Performance

Concepts

CPU time is the time code spends running on the CPU, and can be divided into two categories:
- User time, or time spent in user-space.
- System (or privileged) time, or time spent in kernel-space.
The run queue is the list of runnable process: the tasks that are either currently running or are ready to run.
I/O wait is the time spent by a task waiting for I/O to complete. As a task isn't runnable in this state, the Operating systems is free to schedule other work.

Troubleshooting

Disk I/O

High throughput may indicate insufficient buffering of disk operations, insufficient throughput of the underlying storage.
- This might be caused by swapping, where physical memory is exhausted and pages are moved to swap (or page file) space on persistent storage.
Consider the ratio of read/write operations to read/written bytes. Low throughput may indicate a buffering issue: an application isn't reading or writing enough data.

Memory

Virtual memory allows the OS to overcommit its physical memory in terms of allocations.

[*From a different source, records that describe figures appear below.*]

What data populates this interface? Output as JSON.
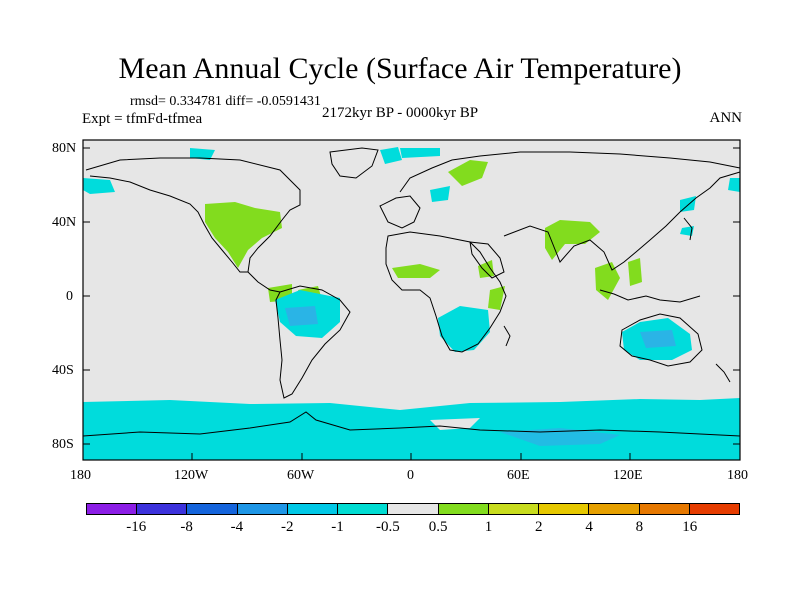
{
  "title": "Mean Annual Cycle (Surface Air Temperature)",
  "stats": "rmsd= 0.334781 diff= -0.0591431",
  "experiment": "Expt = tfmFd-tfmea",
  "period": "2172kyr BP - 0000kyr BP",
  "season": "ANN",
  "map": {
    "lat_ticks": [
      "80N",
      "40N",
      "0",
      "40S",
      "80S"
    ],
    "lon_ticks": [
      "180",
      "120W",
      "60W",
      "0",
      "60E",
      "120E",
      "180"
    ],
    "colors": {
      "background": "#e6e6e6",
      "neg_half_to_one": "#00dcdc",
      "neg_one_to_two": "#2ab4e6",
      "pos_half_to_one": "#82dc1e",
      "coastline": "#000000"
    }
  },
  "colorbar": {
    "colors": [
      "#8c1ee6",
      "#3c32dc",
      "#1464dc",
      "#1e96e6",
      "#00c8e6",
      "#00dcd2",
      "#e6e6e6",
      "#82dc1e",
      "#c8dc1e",
      "#e6c800",
      "#e6a000",
      "#e67800",
      "#e63c00"
    ],
    "labels": [
      "-16",
      "-8",
      "-4",
      "-2",
      "-1",
      "-0.5",
      "0.5",
      "1",
      "2",
      "4",
      "8",
      "16"
    ]
  }
}
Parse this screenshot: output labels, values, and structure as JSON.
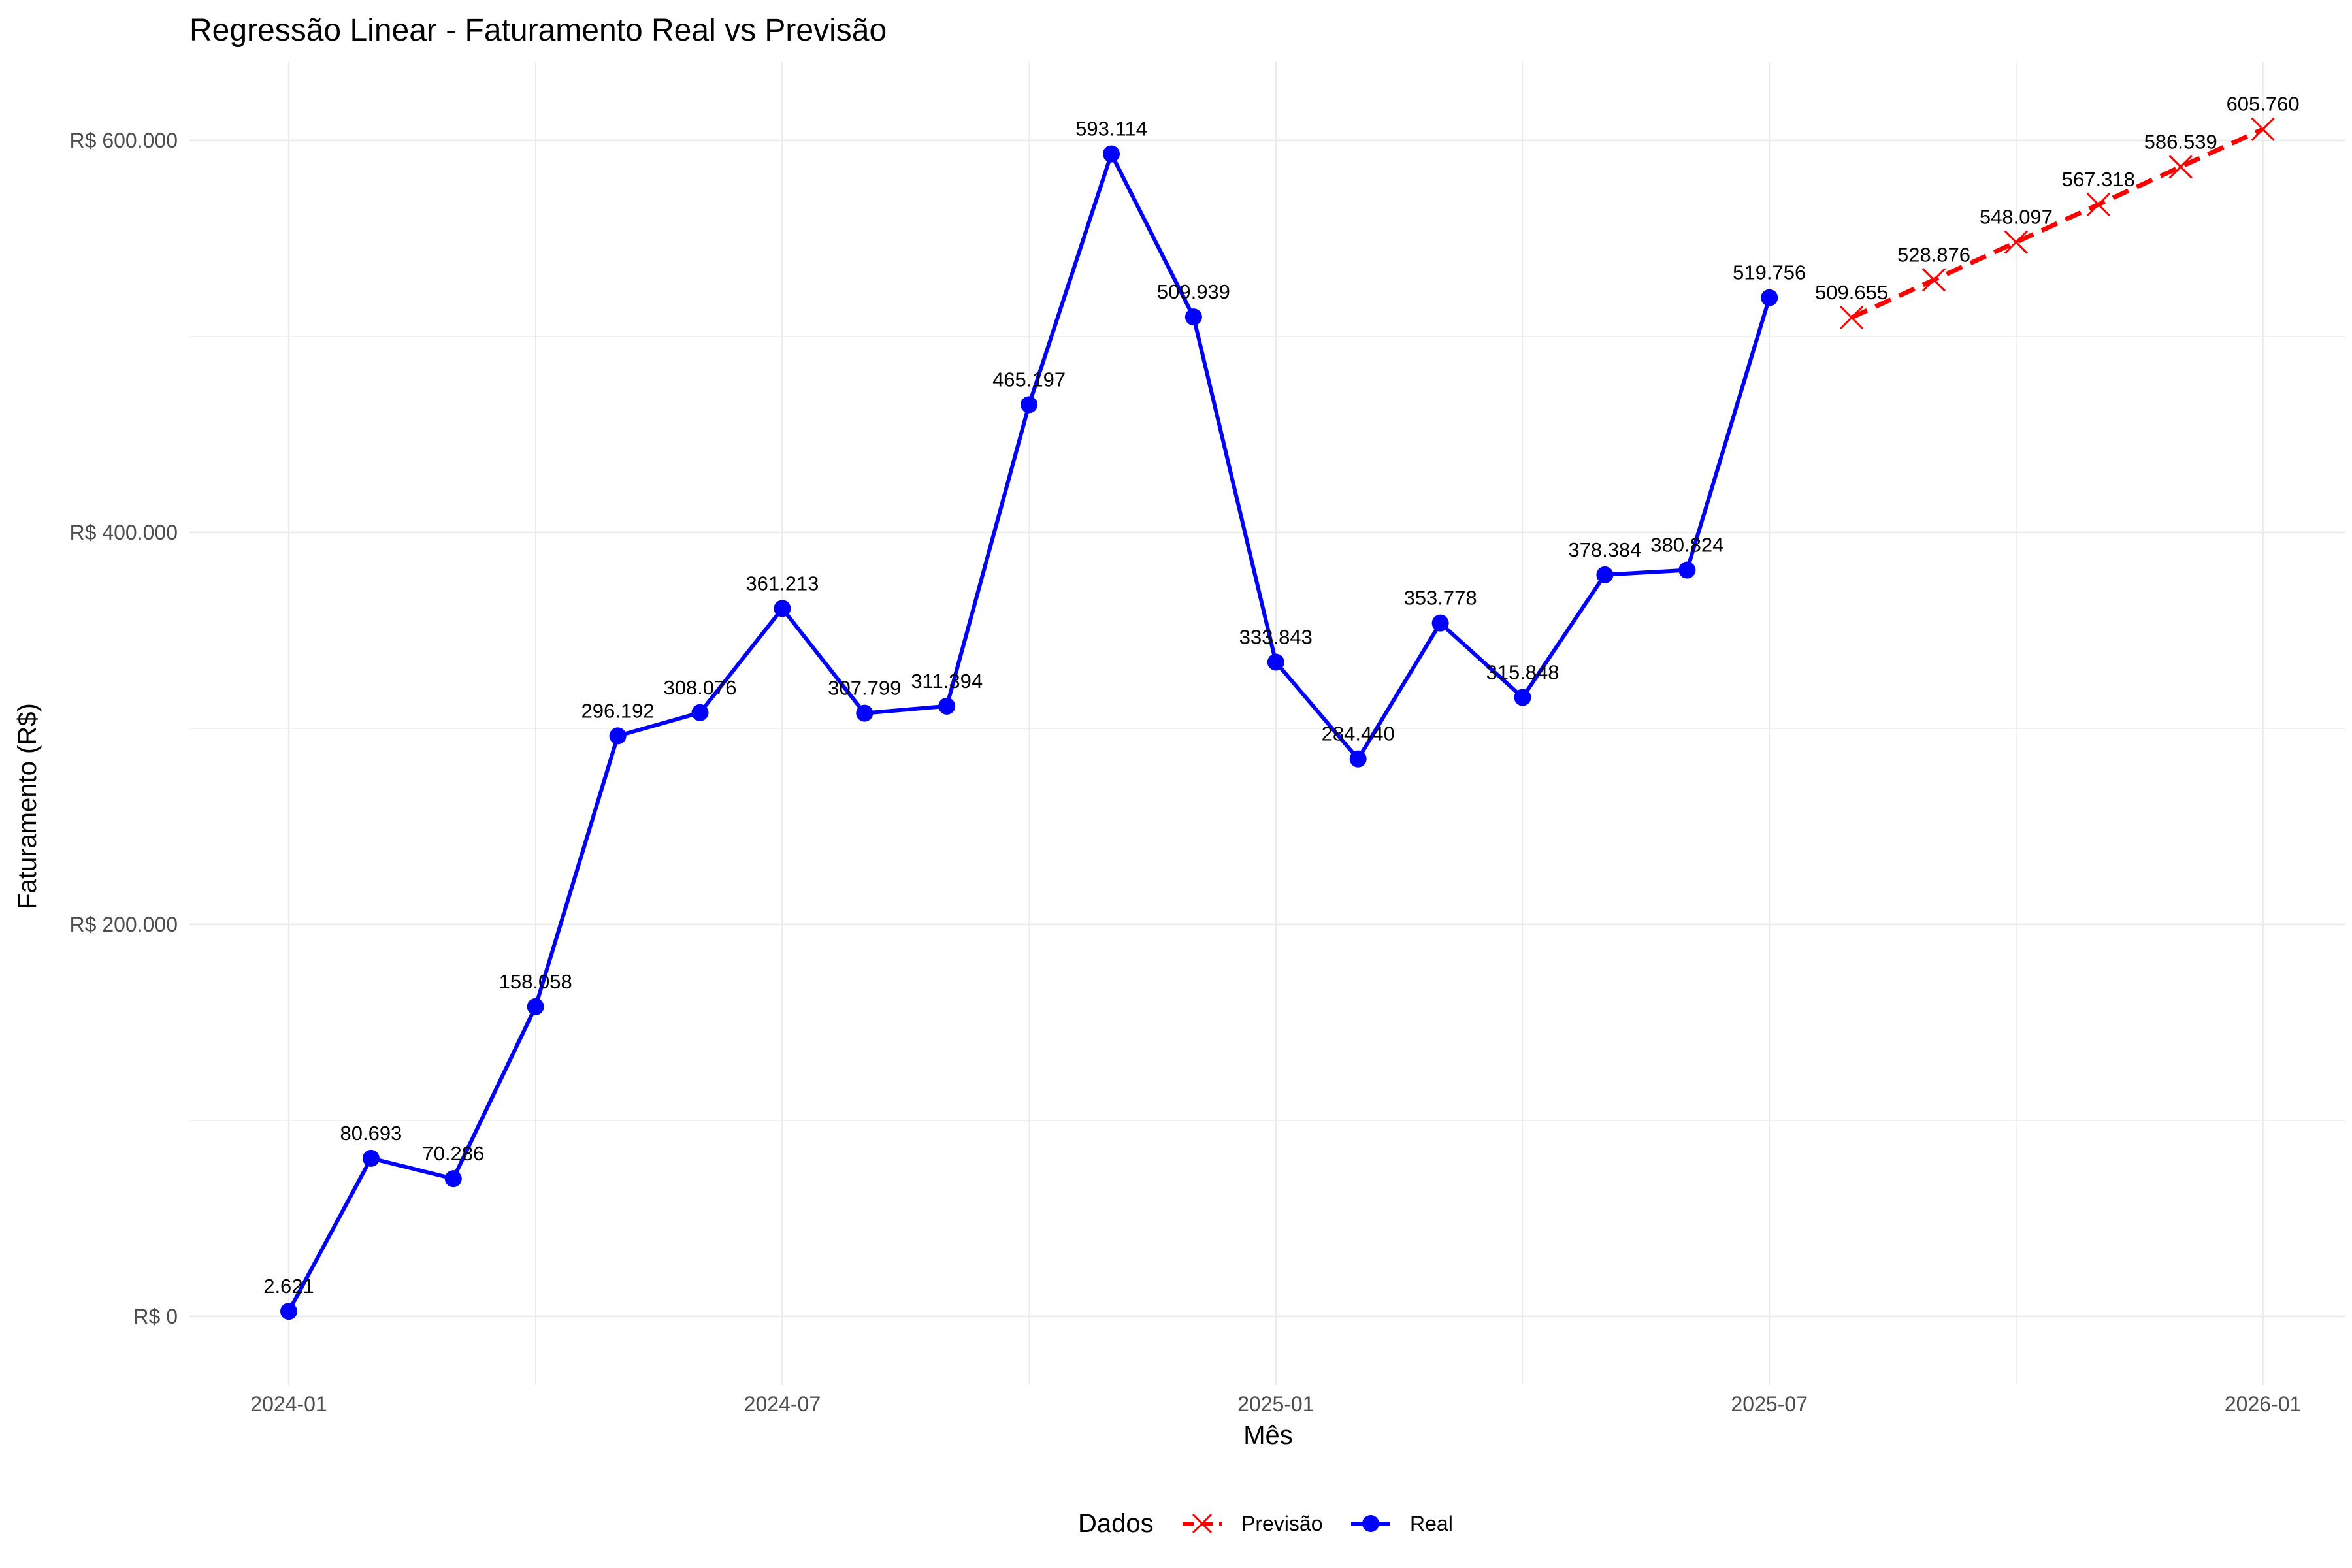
{
  "chart_data": {
    "type": "line",
    "title": "Regressão Linear - Faturamento Real vs Previsão",
    "xlabel": "Mês",
    "ylabel": "Faturamento (R$)",
    "x_tick_labels": [
      "2024-01",
      "2024-07",
      "2025-01",
      "2025-07",
      "2026-01"
    ],
    "y_tick_labels": [
      "R$ 0",
      "R$ 200.000",
      "R$ 400.000",
      "R$ 600.000"
    ],
    "ylim": [
      -35000,
      640000
    ],
    "grid": true,
    "legend": {
      "title": "Dados",
      "position": "bottom",
      "entries": [
        "Previsão",
        "Real"
      ]
    },
    "series": [
      {
        "name": "Real",
        "color": "#0000ff",
        "line_style": "solid",
        "marker": "circle",
        "x": [
          "2024-01",
          "2024-02",
          "2024-03",
          "2024-04",
          "2024-05",
          "2024-06",
          "2024-07",
          "2024-08",
          "2024-09",
          "2024-10",
          "2024-11",
          "2024-12",
          "2025-01",
          "2025-02",
          "2025-03",
          "2025-04",
          "2025-05",
          "2025-06",
          "2025-07"
        ],
        "values": [
          2621,
          80693,
          70286,
          158058,
          296192,
          308076,
          361213,
          307799,
          311394,
          465197,
          593114,
          509939,
          333843,
          284440,
          353778,
          315848,
          378384,
          380824,
          519756
        ],
        "labels": [
          "2.621",
          "80.693",
          "70.286",
          "158.058",
          "296.192",
          "308.076",
          "361.213",
          "307.799",
          "311.394",
          "465.197",
          "593.114",
          "509.939",
          "333.843",
          "284.440",
          "353.778",
          "315.848",
          "378.384",
          "380.824",
          "519.756"
        ]
      },
      {
        "name": "Previsão",
        "color": "#ff0000",
        "line_style": "dashed",
        "marker": "cross",
        "x": [
          "2025-08",
          "2025-09",
          "2025-10",
          "2025-11",
          "2025-12",
          "2026-01"
        ],
        "values": [
          509655,
          528876,
          548097,
          567318,
          586539,
          605760
        ],
        "labels": [
          "509.655",
          "528.876",
          "548.097",
          "567.318",
          "586.539",
          "605.760"
        ]
      }
    ]
  }
}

This is ideal for desktop applications, where workloads tend to be bursty and context switching between multiple applications is commonplace, but is less well-suited to servers or containers dedicated to single workloads which generally use all of their allocated resources.

Network

A LAN's optimal load is considered around 40% (assuming multiple NICs are competing for the available bandwidth). Beyond this point the rate of collisions means the network is consumed mostly by Ethernet traffic.

Profilers

Profilers may be either:

Sampling, where they sample the currently executing function at regular intervals. While these have a relatively low overhead, they're prone to somewhat misrepresenting relative costs (e.g. always sampling when threads are in states where it's safe to sample the stack, or at an interval which misses a significant event). It's unlikely that this is a problem in practice, given a sufficiently large time window and small sampling interval.
Instrumenting, where instrumentation is inserted directly into the application's code to record significant events. Whilst more intrusive and higher overhead, they can be more accurate (e.g. identifying functions inlined by JIT compilers).

Blocking function calls (e.g. performing select on a socket) indicate time spent waiting for I/O may be excluded from some profilers' visualisations, since they don't actively prevent the OS from scheduling other tasks.

It's easier to identify lock contention and synchronisation issues in a timeline view across threads than viewing the call times of individual functions.

Types of test

Throughput
Batch
Response/operation/transaction time
- Averages
- Percentiles

Variance in results

Student's t-test for p-value - the probability of a null hypothesis: that a baseline and specimen result are the same.
a-value sets the arbitrary point at which a delta is considered statistically significant.
statistical significance != statistical importance

Types of benchmarks

Nanobenchmarks
Millibenchmarks
Microbenchmarks test small units of program code, and may be useful for comparing algorithm implementations.
Mesobenchmarks are a middle ground between micro- and macrobenchmarks, and include dependencies.
Macrobenchmarks test within the full application.